The syllabus titles on our lists are correct as of July 2023 for the 23/24 academic year and will be updated whenever relevant. All titles listed have accompanying film guides to help generate further discussion.

Black Filmmakers: Andrew Onwubolu

The first in our new series of resources focuses on British filmmaker and musician Andrew Onwubolu MBE, and is suitable for GCSE or A-level film studies or moving image arts students. 

Better known by his stage name Rapman, Onwubolu's debut Blue Story explores gang violence in a subtle, yet affecting and hard-hitting way, and this resource comprises three lessons which introduce learners to Onwubolu, his filmmaking style, and encourages debate around the role of an auteur in a film production.

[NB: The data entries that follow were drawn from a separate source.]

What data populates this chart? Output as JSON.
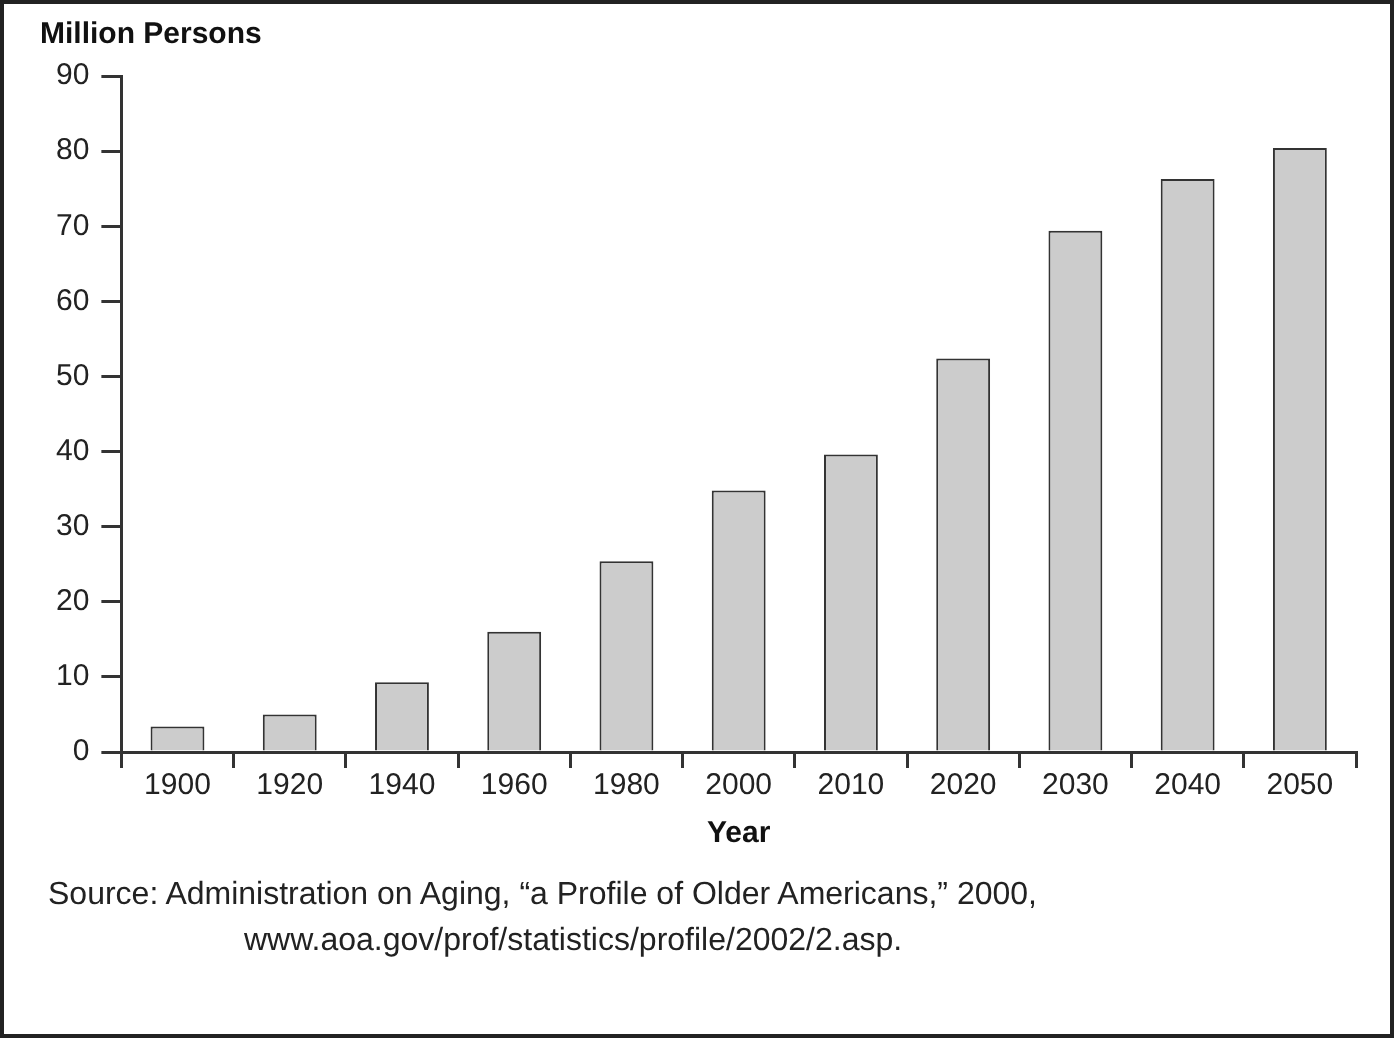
{
  "chart_data": {
    "type": "bar",
    "ylabel": "Million Persons",
    "xlabel": "Year",
    "categories": [
      "1900",
      "1920",
      "1940",
      "1960",
      "1980",
      "2000",
      "2010",
      "2020",
      "2030",
      "2040",
      "2050"
    ],
    "values": [
      3.4,
      5,
      9.3,
      16,
      25.4,
      34.8,
      39.6,
      52.4,
      69.4,
      76.3,
      80.4
    ],
    "color": "#cccccc",
    "ylim": [
      0,
      90
    ],
    "yticks": [
      0,
      10,
      20,
      30,
      40,
      50,
      60,
      70,
      80,
      90
    ],
    "grid": false,
    "legend": false,
    "annotations": [
      "Source: Administration on Aging, “a Profile of Older Americans,” 2000, www.aoa.gov/prof/statistics/profile/2002/2.asp."
    ]
  }
}
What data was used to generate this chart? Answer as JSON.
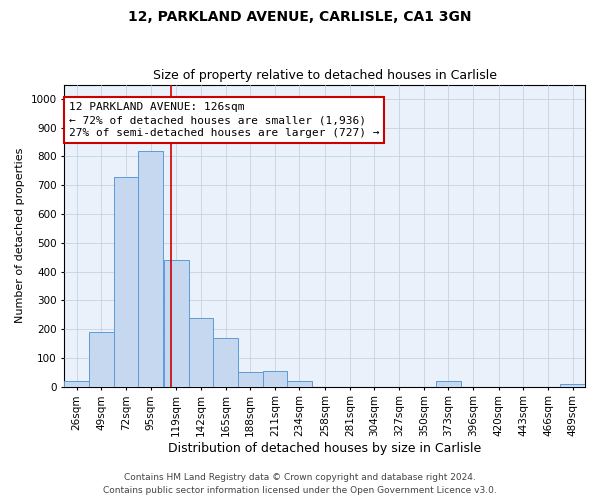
{
  "title1": "12, PARKLAND AVENUE, CARLISLE, CA1 3GN",
  "title2": "Size of property relative to detached houses in Carlisle",
  "xlabel": "Distribution of detached houses by size in Carlisle",
  "ylabel": "Number of detached properties",
  "bin_labels": [
    "26sqm",
    "49sqm",
    "72sqm",
    "95sqm",
    "119sqm",
    "142sqm",
    "165sqm",
    "188sqm",
    "211sqm",
    "234sqm",
    "258sqm",
    "281sqm",
    "304sqm",
    "327sqm",
    "350sqm",
    "373sqm",
    "396sqm",
    "420sqm",
    "443sqm",
    "466sqm",
    "489sqm"
  ],
  "bar_values": [
    20,
    190,
    730,
    820,
    440,
    240,
    170,
    50,
    55,
    20,
    0,
    0,
    0,
    0,
    0,
    20,
    0,
    0,
    0,
    0,
    10
  ],
  "bin_edges": [
    26,
    49,
    72,
    95,
    119,
    142,
    165,
    188,
    211,
    234,
    258,
    281,
    304,
    327,
    350,
    373,
    396,
    420,
    443,
    466,
    489
  ],
  "bar_color": "#C5D8EF",
  "bar_edgecolor": "#5B9BD5",
  "property_line_x": 126,
  "property_line_color": "#CC0000",
  "annotation_text": "12 PARKLAND AVENUE: 126sqm\n← 72% of detached houses are smaller (1,936)\n27% of semi-detached houses are larger (727) →",
  "annotation_box_color": "#FFFFFF",
  "annotation_box_edgecolor": "#CC0000",
  "ylim": [
    0,
    1050
  ],
  "yticks": [
    0,
    100,
    200,
    300,
    400,
    500,
    600,
    700,
    800,
    900,
    1000
  ],
  "footnote": "Contains HM Land Registry data © Crown copyright and database right 2024.\nContains public sector information licensed under the Open Government Licence v3.0.",
  "background_color": "#FFFFFF",
  "plot_bg_color": "#EAF1FB",
  "grid_color": "#BBCCDD",
  "title1_fontsize": 10,
  "title2_fontsize": 9,
  "xlabel_fontsize": 9,
  "ylabel_fontsize": 8,
  "tick_fontsize": 7.5,
  "annotation_fontsize": 8,
  "footnote_fontsize": 6.5
}
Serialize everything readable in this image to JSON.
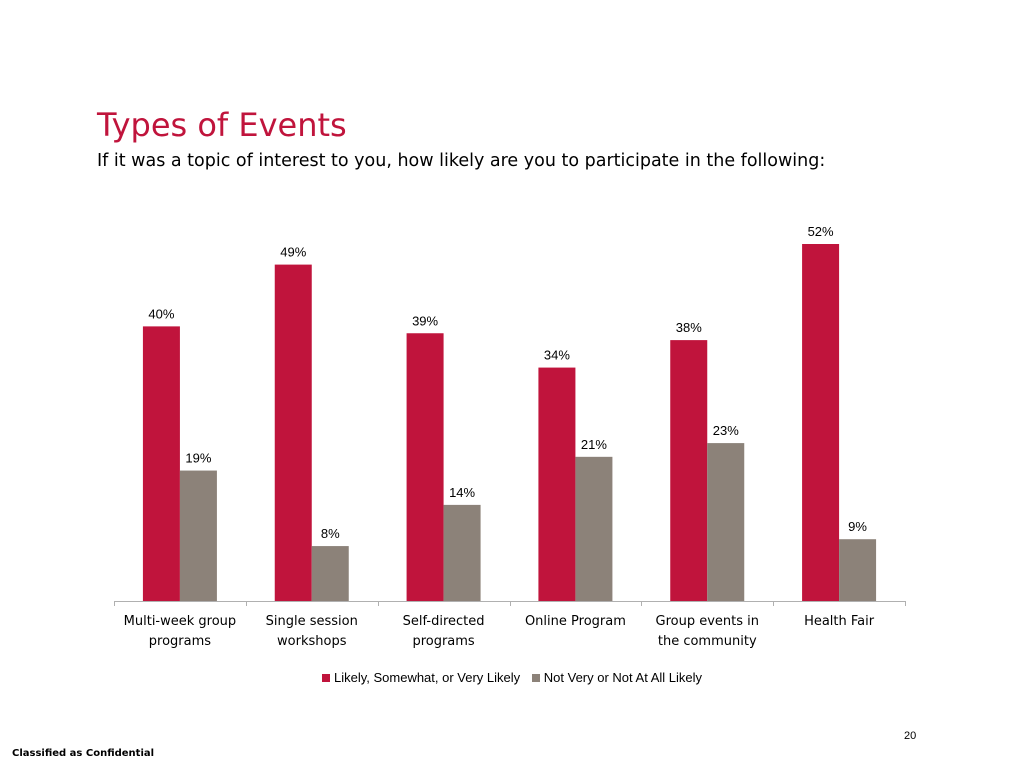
{
  "page": {
    "title": "Types of Events",
    "subtitle": "If it was a topic of interest to you, how likely are you to participate in the following:",
    "page_number": "20",
    "footer": "Classified as Confidential"
  },
  "chart_data": {
    "type": "bar",
    "categories": [
      [
        "Multi-week group",
        "programs"
      ],
      [
        "Single session",
        "workshops"
      ],
      [
        "Self-directed",
        "programs"
      ],
      [
        "Online Program"
      ],
      [
        "Group events in",
        "the community"
      ],
      [
        "Health Fair"
      ]
    ],
    "series": [
      {
        "name": "Likely, Somewhat, or Very Likely",
        "color": "#c0143c",
        "values": [
          40,
          49,
          39,
          34,
          38,
          52
        ],
        "labels": [
          "40%",
          "49%",
          "39%",
          "34%",
          "38%",
          "52%"
        ]
      },
      {
        "name": "Not Very or Not At All Likely",
        "color": "#8c8279",
        "values": [
          19,
          8,
          14,
          21,
          23,
          9
        ],
        "labels": [
          "19%",
          "8%",
          "14%",
          "21%",
          "23%",
          "9%"
        ]
      }
    ],
    "ylim": [
      0,
      52
    ],
    "grid": false,
    "legend_position": "bottom"
  }
}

Onwubolu is a self-taught filmmaker who used a guerrilla filmmaking style that made his short film series Shiro's Story into a viral YouTube sensation, and is now part of the BFI National Archive. He has developed his craft of filmmaking throughout his career, to the point of being awarded an MBE for services to drama and music.

The first lesson tasks learners to analyse clips from the film (as well as our own exclusive interviews with Onwubolu and the film's cast, available on Into Film+) before comparing his approach to noted filmmakers like Hitchcock and Spike Lee to build views on whether or not students feel he qualifies as an auteur. 

Debate is used as a tool to explore the varying reasons for the film's ban in some cinemas (there were isolated incidents of violence and underage children attending screenings, which led to some cinema chains pulling the film), while the final lesson will see learners prepare, plan and produce an answer to an exam-style question on auteurism which is relevant for both GCSE and A-level film studies.

This is the first resource in the series Black Filmmakers on Film which will look at the work of prominent Black British filmmakers across various roles behind the camera to study aspects of the film studies and moving image arts exam specifications.